Columbus-area teachers took part in a week-long Apple coding workshop and presented their work Aug. 2. Credit: Courtesy of Ohio State

Columbus-area teachers went from having apples on their desk to having Apple in their classrooms when they had the opportunity to learn how to code from Apple through the company’s Community Education Initiative in collaboration with Ohio State and two local school districts.

Apple’s Community Education Initiative hosted a week-long Teacher Coding Academy last week for Southwestern City Schools and Columbus City Schools in collaboration with Ohio State’s College of Education and Human Ecology in an effort to bring coding curriculums to schools demonstrating financial need.

Cory Tressler, director of Digital Flagship at Ohio State, said that the boot camp-style program is designed to promote coding skills among teachers by teaching them Apple’s coding language, Swift.

“Their mission on educating these K-12 teachers who then will educate K-12 students — middle and high school students — and spark their ideas about these skills is really core to what we’re doing in Digital Flagship,” Tressler said.

LaShaunda Robinson, the science department chair at Walnut Ridge High School, attended the Teacher Coding Academy. She said she left with more than just a greater understanding of coding due to the idea of challenge-based learning, the style of instruction Apple used to approach the week.

“So when you do this challenge-based learning you don’t just teach the kids stuff; you let them try to figure things out. And in that, there’s the ability to learn how to try things and then fail and then fail and then pick yourself up and try again,” Robinson said. “Because you may not find the answer the first time, the second time, the third time.”

Robinson said the teachers were presented with real-world, community-based challenges and placed in groups. They were then instructed to design an app to help solve the problem they chose to work on.

On Friday, the groups presented their designs to the entire program, Tressler said.

Robinson said that her school district is behind in technology, but with Apple providing the technology as well as the necessary education for teachers to design a coding curriculum, more students can learn about technology.

“This program will allow everybody to access the coding, which is what is so phenomenal, and it will be able to allow our district to catch up with the rest of the districts,” Robinson said.

Apple’s Vice President of Environment, Policy and Social Initiatives Lisa Jackson said in a statement that this is what Apple is aiming for.

“Students of all backgrounds should have the opportunity to learn to code,” she said. “We are thrilled to be working with Ohio State University and other local partners to create a sustainable community effort to bring coding to students and teachers across the region.”

Columbus-area teachers took part in a week-long Apple coding workshop and presented their work Aug. 2. Credit: Courtesy of Ohio State

Robinson said that the program showed her that she is capable of learning coding language, and she said that what she takes back to her students will revolutionize the way kids learn by incorporating challenge-based learning into other courses.
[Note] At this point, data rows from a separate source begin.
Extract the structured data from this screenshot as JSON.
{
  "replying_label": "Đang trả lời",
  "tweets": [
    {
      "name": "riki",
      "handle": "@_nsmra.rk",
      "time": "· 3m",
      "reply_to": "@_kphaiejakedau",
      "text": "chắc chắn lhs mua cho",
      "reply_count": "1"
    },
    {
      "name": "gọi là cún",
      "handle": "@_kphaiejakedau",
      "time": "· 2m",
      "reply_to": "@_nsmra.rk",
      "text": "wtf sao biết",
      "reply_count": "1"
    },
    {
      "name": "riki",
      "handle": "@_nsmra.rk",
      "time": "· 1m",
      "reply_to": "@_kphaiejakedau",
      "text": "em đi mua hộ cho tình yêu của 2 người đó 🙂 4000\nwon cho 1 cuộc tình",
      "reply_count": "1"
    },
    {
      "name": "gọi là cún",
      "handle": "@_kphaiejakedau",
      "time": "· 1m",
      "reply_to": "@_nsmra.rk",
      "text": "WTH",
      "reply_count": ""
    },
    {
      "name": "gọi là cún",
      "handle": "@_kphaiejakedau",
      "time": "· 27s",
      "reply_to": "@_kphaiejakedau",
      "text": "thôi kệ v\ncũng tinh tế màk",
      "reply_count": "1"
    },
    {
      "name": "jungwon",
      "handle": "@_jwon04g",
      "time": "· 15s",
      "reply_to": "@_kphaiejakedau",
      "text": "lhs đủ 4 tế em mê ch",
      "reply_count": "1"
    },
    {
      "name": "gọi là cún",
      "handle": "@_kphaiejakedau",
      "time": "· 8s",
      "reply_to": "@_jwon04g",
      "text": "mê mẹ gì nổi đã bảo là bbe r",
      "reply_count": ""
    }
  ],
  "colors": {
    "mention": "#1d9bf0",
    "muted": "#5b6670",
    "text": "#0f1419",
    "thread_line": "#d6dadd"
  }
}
“We’re going to transition from being prone to memorization just like little robots to designing the robots,” Robinson said. “They’re not going to be regurgitating information anymore; they’re going to be processing and solving problems and becoming critical thinkers, which, in the future, is what we’re going to need.”

Chris Zirkle, associate professor of educational studies, said he helped handpick the 18 teachers who participated, and they received two graduate credits to put towards renewing their teaching license.

Although this program is designed to help bring coding to underserved communities, Zirkle said that provided much more to the culture of the university.

“There is so much that goes on in this campus independently — people are doing some wonderful things — but there’s not a lot of connection,” Zirkle said. “So it’s an opportunity to meet people and share ideas for future collaboration.”

For Robinson, bringing people together means including all of her students in this curriculum, as she said that Apple is providing the materials for the program for all grade levels, so students performing at different academic levels in the same class can all begin to build coding skills. She said it allows her to plan a curriculum that can be differentiated for each student.

“It almost makes me want to cry because they have embedded this differentiation and that is what I love about these programs,” Robinson said. “It makes it easy for anybody — anybody — in the building to code.”

Zirkle said they plan to run another course next semester.